THE EFFECTS OF STRESS AND FLUID PRESSURE ON THE ANISOTROPY OF INTERCONNECTED CRACKS

Abstract

The cracks in a porous matrix that is subjected to a change in the applied stress or fluid pressure will undergo a distortion related to their orientation relative to the principal directions of the applied stress. Both the crack distribution and the fluid-flow properties of the aggregate will be altered as a consequence, of a change in either the applied stress or fluid pressure, resulting in a change in the effective elastic parameters of the material. An effective medium theory, based on the method of smoothing and incorporating a transfer of fluid between connected cracks via non-compliant pores, is used to derive an expression for the effective elastic parameters of the material, to first order in the crack density ε. This expression involves a dependence on both the applied stress and the fluid pressure, and is used to determine the effects on the anisotropy of the effective medium of the applied stress and the fluid pressure. A number of azimuthally symmetric compressive stresses are applied to an isotropic crack distribution to determine the material properties of the resulting transversely isotropic effective medium, as a function of the excess in compressive stress over fluid pressure.
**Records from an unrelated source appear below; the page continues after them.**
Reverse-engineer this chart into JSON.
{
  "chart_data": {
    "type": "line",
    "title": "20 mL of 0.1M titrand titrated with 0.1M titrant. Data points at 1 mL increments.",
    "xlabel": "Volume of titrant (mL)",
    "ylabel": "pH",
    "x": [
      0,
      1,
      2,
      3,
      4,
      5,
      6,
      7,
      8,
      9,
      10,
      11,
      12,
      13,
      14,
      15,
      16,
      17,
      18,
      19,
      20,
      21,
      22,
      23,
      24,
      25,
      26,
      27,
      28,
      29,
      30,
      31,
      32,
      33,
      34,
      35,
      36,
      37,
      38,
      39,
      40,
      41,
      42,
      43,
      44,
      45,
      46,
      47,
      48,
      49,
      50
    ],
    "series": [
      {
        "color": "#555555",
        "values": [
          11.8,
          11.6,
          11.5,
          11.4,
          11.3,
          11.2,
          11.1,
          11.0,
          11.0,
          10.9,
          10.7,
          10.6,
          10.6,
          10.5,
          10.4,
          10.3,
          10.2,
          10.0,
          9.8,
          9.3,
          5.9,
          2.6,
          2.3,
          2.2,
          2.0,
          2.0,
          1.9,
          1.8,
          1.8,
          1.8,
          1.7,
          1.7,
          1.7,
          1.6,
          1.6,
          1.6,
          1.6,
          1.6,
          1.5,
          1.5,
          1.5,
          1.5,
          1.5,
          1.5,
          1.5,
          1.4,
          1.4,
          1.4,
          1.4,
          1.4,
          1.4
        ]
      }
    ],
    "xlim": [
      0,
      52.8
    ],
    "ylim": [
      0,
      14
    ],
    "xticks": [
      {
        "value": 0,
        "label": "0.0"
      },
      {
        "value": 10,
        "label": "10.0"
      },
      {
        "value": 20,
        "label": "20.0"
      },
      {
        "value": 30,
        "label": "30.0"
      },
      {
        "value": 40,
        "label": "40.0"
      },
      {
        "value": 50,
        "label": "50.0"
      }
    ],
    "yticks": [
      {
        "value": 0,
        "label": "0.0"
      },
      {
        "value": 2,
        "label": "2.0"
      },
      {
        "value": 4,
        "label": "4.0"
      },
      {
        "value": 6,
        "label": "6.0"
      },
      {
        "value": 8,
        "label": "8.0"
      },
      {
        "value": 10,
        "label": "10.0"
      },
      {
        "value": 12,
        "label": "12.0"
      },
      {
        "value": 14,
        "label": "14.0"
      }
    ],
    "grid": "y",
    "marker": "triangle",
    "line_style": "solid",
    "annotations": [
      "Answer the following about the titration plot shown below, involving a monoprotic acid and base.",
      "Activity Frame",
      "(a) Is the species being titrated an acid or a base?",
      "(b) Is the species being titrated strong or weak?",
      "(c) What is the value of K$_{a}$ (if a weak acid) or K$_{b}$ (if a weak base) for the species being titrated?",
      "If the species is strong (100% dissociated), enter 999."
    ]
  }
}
As a result of competing processes, the theory predicts that, for a non-hydrostatic stress, there is a pressure at which the anisotropy reaches a maximum value before the properties of the effective medium decay, under increasing stress, to those of the uncracked matrix. The theory does not, however, account for the material failure that will occur at large compressive stresses. Finally, the theory predicts that S waves are more sensitive to changes in the applied stress or fluid pressure than P waves.